Non solo: focalizzando l’attenzione sul suo partito – che deve essere “costruito” in modo da evitare nuovi “inciampi”, come quello verificatosi in occasione dell’elezione del presidente della Repubblica – Enrico Letta ha ammonito: “Basta fare i fighetti. Cercare l’applauso individuale con un tweet o su facebook non basta più”. “Partito e governo sono sulla stessa barca – ha marcato il premier – Se falliamo, saremo travolti tutti insieme e con noi l’Italia”.

“Dobbiamo essere più aggressivi sulle riforme costituzionali e rimandare al mittente le accuse – ha aggiunto Letta con evidente riferimento all’ostruzionismo annunciato dal Movimento 5 Stelle – Stiamo cercando di rendere la Costituzione più moderna. Abbiamo un sistema che non decide e dobbiamo rivendicare che al Senato è stato già approvato il ddl di istituzione della commissione”.

“Io ce la metto tutta e penso che ce la possiamo fare – ha continuato il presidente del Consiglio – E non dico soltanto il governo o soltanto il Pd, che sarebbe già tanto, ma tutti. Se non ci fermiamo davanti alla prima difficoltà, ce la possiamo fare”. “Adesso siamo in montagna, ma se portiamo a termine quel che abbiamo messo in moto, a cominciare dal pagamento dei debiti della Pa – ha concluso Letta – a fine anno vedremo la pianura”.

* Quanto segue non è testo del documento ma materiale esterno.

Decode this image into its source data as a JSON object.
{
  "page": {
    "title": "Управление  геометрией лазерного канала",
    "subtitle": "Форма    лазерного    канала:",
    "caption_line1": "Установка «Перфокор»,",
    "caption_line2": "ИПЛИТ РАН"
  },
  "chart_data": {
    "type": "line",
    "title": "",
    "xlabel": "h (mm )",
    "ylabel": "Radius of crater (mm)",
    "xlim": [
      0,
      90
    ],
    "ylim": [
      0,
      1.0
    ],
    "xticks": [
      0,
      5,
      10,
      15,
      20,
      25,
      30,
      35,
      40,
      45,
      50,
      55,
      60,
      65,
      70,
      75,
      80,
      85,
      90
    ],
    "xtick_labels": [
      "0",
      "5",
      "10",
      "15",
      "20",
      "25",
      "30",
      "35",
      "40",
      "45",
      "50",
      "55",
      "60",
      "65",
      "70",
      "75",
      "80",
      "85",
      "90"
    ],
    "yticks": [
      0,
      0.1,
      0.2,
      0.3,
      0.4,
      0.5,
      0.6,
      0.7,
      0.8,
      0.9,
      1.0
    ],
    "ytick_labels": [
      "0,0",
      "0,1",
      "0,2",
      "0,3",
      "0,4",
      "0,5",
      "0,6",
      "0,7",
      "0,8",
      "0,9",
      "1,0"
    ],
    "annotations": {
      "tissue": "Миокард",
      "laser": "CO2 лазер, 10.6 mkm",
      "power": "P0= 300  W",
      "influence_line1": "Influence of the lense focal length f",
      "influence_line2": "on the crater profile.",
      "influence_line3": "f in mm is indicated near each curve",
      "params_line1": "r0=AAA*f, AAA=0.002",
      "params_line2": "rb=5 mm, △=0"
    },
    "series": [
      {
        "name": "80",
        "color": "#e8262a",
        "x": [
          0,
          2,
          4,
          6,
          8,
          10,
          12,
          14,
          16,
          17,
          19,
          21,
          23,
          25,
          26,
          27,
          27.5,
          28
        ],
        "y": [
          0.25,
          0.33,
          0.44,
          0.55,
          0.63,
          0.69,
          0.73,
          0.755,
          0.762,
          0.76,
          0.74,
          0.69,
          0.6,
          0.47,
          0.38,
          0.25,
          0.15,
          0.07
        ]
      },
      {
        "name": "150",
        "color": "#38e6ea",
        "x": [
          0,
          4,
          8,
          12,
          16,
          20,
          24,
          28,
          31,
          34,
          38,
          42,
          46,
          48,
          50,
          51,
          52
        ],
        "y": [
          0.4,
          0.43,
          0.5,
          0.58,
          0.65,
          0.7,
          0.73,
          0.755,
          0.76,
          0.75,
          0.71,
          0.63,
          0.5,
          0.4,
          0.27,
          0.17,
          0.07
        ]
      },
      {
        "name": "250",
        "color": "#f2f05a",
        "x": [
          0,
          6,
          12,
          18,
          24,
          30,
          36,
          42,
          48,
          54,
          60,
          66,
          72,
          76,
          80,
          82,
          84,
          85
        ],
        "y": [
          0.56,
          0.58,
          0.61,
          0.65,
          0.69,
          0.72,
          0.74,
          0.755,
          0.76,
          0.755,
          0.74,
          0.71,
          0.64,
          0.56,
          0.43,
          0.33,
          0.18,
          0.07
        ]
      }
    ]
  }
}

A fare da “controcanto” all'”assolo” del premier è stato, tra gli altri, il “renziano” Paolo Gentiloni, che ha stigmatizzato l’overdose di “compromessi” (molti dei quali, a suo giudizio, evitabili) che il partito ha dovuto sopportare per non “guastare” la faticosa alleanza col Pdl. E in mattinata, era stata anche Rosy Bindi a dare voce al suo personale scontento: Il presidente del Consiglio non deve chiedere al Pd prove di sangue tutte le mattine – ha tagliato corto la democratica – Nessuno gli nega il sostegno, ma deve lasciare che il partito svolga la sua fase congressuale e la sua elaborazione di cambiamento perché non conviene a nessuno che, una volta finita questa fase di necessità – ha sottolineato Rosy Bindi – ci siano le macerie delle forze politiche”.